Korean leader Kim Jong Un, who came to power in 2001, has yet to visit Beijing.
While it may appear Park’s strategy is succeeding at sidelining Pyongyang without provoking it, Michael Green, who holds the Asia and Japan chair at the Center for Strategic and International Studies, notes that Beijing continues to provide vital economic support to North Korea.
“In the actual substance of what China is doing to help on the North Korea problem, it still remains to be seen if this investment will pay off,” Green said.
Just this last weekend a Chinese delegation headed by Liu Yunshan, the Chinese Communist Party's fifth-ranked leader, attended Pyongyang's 70th anniversary of the country’s ruling workers party, in a seeming gesture of support for Kim.
During the North Korean military parade, Liu stood next to Kim and the two were shown smiling and engaging in conversations.
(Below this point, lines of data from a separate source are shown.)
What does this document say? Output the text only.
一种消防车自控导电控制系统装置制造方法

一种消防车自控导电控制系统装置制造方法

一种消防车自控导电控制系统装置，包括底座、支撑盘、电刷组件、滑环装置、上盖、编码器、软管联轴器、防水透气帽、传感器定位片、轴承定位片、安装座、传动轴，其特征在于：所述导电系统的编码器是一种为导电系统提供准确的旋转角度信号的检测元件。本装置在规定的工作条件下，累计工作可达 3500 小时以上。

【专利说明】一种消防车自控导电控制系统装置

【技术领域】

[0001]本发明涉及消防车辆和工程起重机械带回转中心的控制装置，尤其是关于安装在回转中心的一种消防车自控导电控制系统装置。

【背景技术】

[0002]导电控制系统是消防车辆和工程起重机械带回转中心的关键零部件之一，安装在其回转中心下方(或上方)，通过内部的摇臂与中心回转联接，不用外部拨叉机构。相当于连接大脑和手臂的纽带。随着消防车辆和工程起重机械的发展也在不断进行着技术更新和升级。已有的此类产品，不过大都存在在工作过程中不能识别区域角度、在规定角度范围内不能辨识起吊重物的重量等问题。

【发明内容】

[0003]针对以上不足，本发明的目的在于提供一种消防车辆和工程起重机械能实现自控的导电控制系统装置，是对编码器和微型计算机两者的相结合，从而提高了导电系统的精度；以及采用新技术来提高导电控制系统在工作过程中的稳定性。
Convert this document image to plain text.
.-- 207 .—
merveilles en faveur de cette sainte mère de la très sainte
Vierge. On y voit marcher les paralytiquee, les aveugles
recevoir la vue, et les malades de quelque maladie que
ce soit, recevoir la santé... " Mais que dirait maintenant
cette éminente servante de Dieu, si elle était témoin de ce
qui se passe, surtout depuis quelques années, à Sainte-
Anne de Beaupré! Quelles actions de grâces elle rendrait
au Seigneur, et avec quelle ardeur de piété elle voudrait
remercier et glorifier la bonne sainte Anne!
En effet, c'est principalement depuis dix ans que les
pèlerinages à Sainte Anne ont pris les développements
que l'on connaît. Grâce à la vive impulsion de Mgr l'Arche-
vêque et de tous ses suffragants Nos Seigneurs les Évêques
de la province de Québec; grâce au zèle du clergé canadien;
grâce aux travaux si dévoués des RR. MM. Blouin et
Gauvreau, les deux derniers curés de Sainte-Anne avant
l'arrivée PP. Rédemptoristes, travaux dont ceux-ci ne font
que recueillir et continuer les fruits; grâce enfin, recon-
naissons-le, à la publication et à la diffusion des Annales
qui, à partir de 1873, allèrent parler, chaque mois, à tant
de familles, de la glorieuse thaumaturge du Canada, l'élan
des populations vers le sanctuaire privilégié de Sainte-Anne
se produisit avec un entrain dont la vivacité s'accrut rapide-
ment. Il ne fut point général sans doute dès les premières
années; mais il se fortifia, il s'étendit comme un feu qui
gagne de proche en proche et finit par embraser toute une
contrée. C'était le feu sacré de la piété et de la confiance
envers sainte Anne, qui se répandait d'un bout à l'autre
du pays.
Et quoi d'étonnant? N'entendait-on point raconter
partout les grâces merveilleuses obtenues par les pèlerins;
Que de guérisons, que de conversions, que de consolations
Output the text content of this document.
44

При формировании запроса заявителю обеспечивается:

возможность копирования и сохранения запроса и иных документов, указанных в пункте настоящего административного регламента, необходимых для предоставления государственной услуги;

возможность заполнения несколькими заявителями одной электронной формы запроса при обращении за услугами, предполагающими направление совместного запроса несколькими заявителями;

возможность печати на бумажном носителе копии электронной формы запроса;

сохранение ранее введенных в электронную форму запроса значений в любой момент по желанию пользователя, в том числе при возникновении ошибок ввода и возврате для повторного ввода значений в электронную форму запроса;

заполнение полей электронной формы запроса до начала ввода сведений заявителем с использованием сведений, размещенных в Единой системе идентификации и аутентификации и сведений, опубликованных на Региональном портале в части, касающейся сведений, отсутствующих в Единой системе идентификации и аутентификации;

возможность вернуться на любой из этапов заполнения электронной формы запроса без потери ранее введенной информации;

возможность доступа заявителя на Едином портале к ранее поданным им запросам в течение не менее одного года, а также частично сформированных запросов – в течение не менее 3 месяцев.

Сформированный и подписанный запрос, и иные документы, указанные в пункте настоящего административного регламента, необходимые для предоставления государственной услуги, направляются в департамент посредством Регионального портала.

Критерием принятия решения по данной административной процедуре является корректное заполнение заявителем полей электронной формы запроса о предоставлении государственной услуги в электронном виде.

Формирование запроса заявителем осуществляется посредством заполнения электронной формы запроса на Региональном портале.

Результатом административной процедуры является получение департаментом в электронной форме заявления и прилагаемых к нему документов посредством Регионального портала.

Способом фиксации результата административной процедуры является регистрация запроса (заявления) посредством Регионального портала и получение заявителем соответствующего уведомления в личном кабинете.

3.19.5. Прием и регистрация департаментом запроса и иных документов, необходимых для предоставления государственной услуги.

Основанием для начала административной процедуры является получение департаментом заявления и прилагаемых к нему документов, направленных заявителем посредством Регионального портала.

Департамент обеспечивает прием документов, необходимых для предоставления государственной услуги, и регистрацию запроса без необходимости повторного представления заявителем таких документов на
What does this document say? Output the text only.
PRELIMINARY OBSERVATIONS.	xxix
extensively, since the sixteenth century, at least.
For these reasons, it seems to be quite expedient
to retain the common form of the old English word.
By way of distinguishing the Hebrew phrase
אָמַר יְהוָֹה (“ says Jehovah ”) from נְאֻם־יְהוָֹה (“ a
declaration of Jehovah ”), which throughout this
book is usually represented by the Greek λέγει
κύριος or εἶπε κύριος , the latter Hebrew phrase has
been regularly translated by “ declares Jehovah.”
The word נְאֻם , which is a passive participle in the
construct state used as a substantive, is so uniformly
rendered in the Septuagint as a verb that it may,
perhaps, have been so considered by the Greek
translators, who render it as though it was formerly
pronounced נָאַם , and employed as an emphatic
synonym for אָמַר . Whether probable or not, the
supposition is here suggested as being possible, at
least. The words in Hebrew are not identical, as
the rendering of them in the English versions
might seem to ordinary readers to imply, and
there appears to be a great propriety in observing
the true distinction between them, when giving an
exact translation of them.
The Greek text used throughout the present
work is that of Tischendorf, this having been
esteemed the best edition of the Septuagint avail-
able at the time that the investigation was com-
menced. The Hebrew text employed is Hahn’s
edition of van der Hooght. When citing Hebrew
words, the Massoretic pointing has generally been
If Pyongyang continues to hold off on provocations such as missile tests and instead cooperates on hosting separated families reunions scheduled to start next week, pressure could grow on Seoul to split slightly from Washington and ease some sanctions on the North.
While the military alliance remains strong, with more than 28,000 U.S. troops stationed in South Korea, there are some concerns that the Park government is resisting Washington’s request to place the (THAAD) missile defense system in country so as not to alienate Beijing.
Both Washington and Seoul deny this and say there has not yet been a formal request made by the U.S. regarding THAAD.
South China Sea issue
There are also regional perceptions that South Korea does not want to align with the U.S. to criticize China for its aggressive moves in the South China Sea or human rights violations.
CSIS’s Green said while in Washington, Park should address this issue.
“Publicly, I think what would be very important for President Park is to explain a vision of the future of Asia that shows what we all know, that Korea is committed to an open order based on the rule of law and democracy and no coercion,” he said.
In contrast to South Korea’s growing friendship with China is Seoul’s ongoing dispute with Tokyo over the thousands of Korean "comfort women" who were forced to work as prostitutes during World War Two.
During his speech to commemorate the 70th anniversary of the end of World War Two, Japanese Prime Minister Shinzo Abe fell short of offering an explicit apology that Park demanded he make before she will meet with him.
But Park decided to drop her demand because Abe did promise to uphold apologies by past Japanese leaders, including the 1993 Kono Statement that offered apologies and remorse to the women.
Park and Abe have agreed to meet with Chinese President Xi Jinping in a trilateral summit later this year.
But this issue continues to complicate relations between Washington’s two most important allies in Asia.
On boosting economic development, Park and Obama will likely discuss South Korea’s interest in joining the Trans-Pacific Partnership trade agreement that includes 12 Pacific nations members, including the U.S. and Japan.
But expanding the TPP membership could take years because the deal faces a long ratification process then must be implemented among the founding members before any new members can be added.